30 juin 2010

Le roi Soleil

Et voilà, la Mid’ est passée. A toute vitesse. Une semaine bien chargée, riche en émotions, découvertes… Un bon break, comme une semaine de vacances. Nous avons ri, fait la fête, découvert de nouveaux talents, fait du sport, dansé… Voilà maintenant la rentrée, chacun se remet au travail !

Un joli coucher de soleil, à 13h50…

… 14h10 …

… et 14h30 !

Dans l’esprit de beaucoup, la Mid représente un vrai moment charnière.
Il y a « l’avant-Mid », l’entrée dans l’hiver, la nuit chaque jour plus présente, et « l’après-Mid », avec le retour des beaux jours, du soleil, et l’arrivée de R0 à la clé. Heu, nous découvrons aujourd’hui que les jours rallongent certes, mais que l’hiver est loin d’être terminé… En effet, les semaines les plus froides ne sont pas encore passées. Nous avons eu un beau mois de juin ensoleillé, mais il faut paraît-il s’attendre à avoir quelques belles tempêtes en juillet-août. Alors les grandes sorties banquises sous un magnifique soleil, eh bien, ça sera peut-être plutôt pour fin août !

Lors d’une longue sortie banquise

Le soleil est un peu au centre de l’attention de tout le monde.
Plusieurs jours de temps nuageux à ne pas voir le soleil, et c’est le moral qui en prend un coup.
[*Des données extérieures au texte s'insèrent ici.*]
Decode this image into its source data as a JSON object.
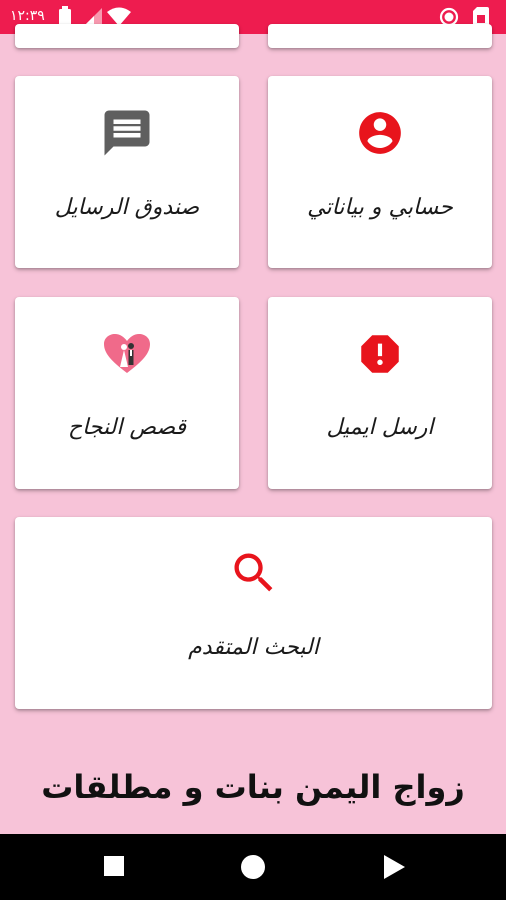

Pendant la Mid’, le repas du midi était avancé pour profiter au maximum des 2 heures pendant lesquelles le soleil était présent. Dès que le soleil se montre, j’essaie d’être dehors pour en profiter, pour apprécier chaque petit rayon qui me parvient… J’arrange souvent mes ballades en fonction du soleil, pour le voir un maximum, et être au meilleur endroit quand il se couche.
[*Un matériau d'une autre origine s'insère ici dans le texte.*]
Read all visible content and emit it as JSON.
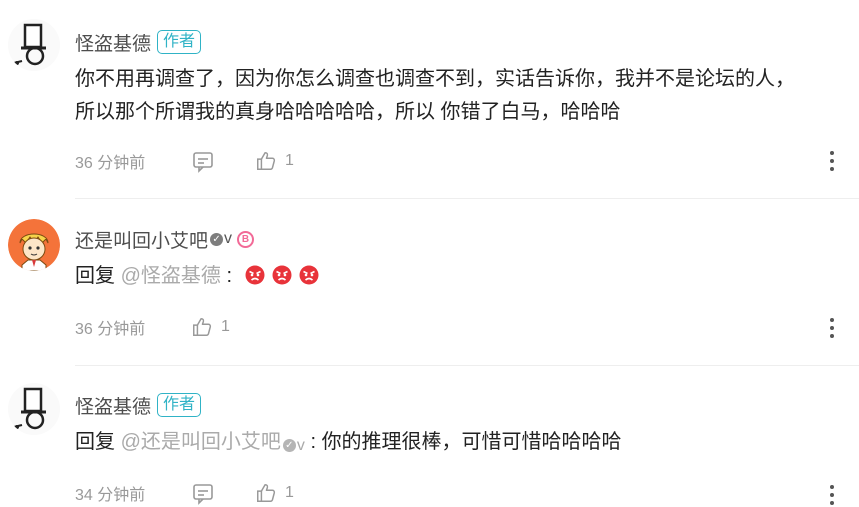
{
  "comments": [
    {
      "author": "怪盗基德",
      "badge": "作者",
      "text_line1": "你不用再调查了，因为你怎么调查也调查不到，实话告诉你，我并不是论坛的人，",
      "text_line2": "所以那个所谓我的真身哈哈哈哈哈，所以 你错了白马，哈哈哈",
      "time": "36 分钟前",
      "likes": "1"
    },
    {
      "author": "还是叫回小艾吧",
      "v_mark": "v",
      "level_badge": "B",
      "reply_prefix": "回复",
      "mention": "@怪盗基德",
      "separator": ":",
      "emoji_count": 3,
      "emoji_icon": "angry-face-icon",
      "time": "36 分钟前",
      "likes": "1"
    },
    {
      "author": "怪盗基德",
      "badge": "作者",
      "reply_prefix": "回复",
      "mention": "@还是叫回小艾吧",
      "mention_v": "v",
      "separator": ":",
      "text": "你的推理很棒，可惜可惜哈哈哈哈",
      "time": "34 分钟前",
      "likes": "1"
    }
  ],
  "colors": {
    "badge": "#30b3c6",
    "level_badge": "#f26a97",
    "mention": "#aaaaaa",
    "meta": "#999999",
    "emoji": "#e8333a"
  }
}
La longue nuit a également son charme, pouvoir admirer des aurores australes dès 17h, faire la grasse matinée en se levant malgré tout « aux aurores » (avant le soleil), admirer le ciel étoilé pendant la matinée, voir la lune se lever au dessus du glacier, observer la lune et le soleil se lever en même temps…

Le 24 juin, vers midi, le soleil pointe son nez entre 2 nuages… Tout le monde quitte le repas en vitesse pour profiter du spectacle !

A la manchotière, les premières femelles sont de retour, ce qui met enfin un peu d’animation. A leur retour, les femelles font le tour de la colonie en chantant à intervalles réguliers, jusqu’à ce que leur mâle leur réponde. Nous guettons maintenant le premier poussin, qui ne devrait plus tarder… Tous aux jumelles pour essayer de savoir si tel ou tel mâle promène un œuf ou un poussin dans sa poche incubatrice… C’est à celui qui verra la première boule de plumes !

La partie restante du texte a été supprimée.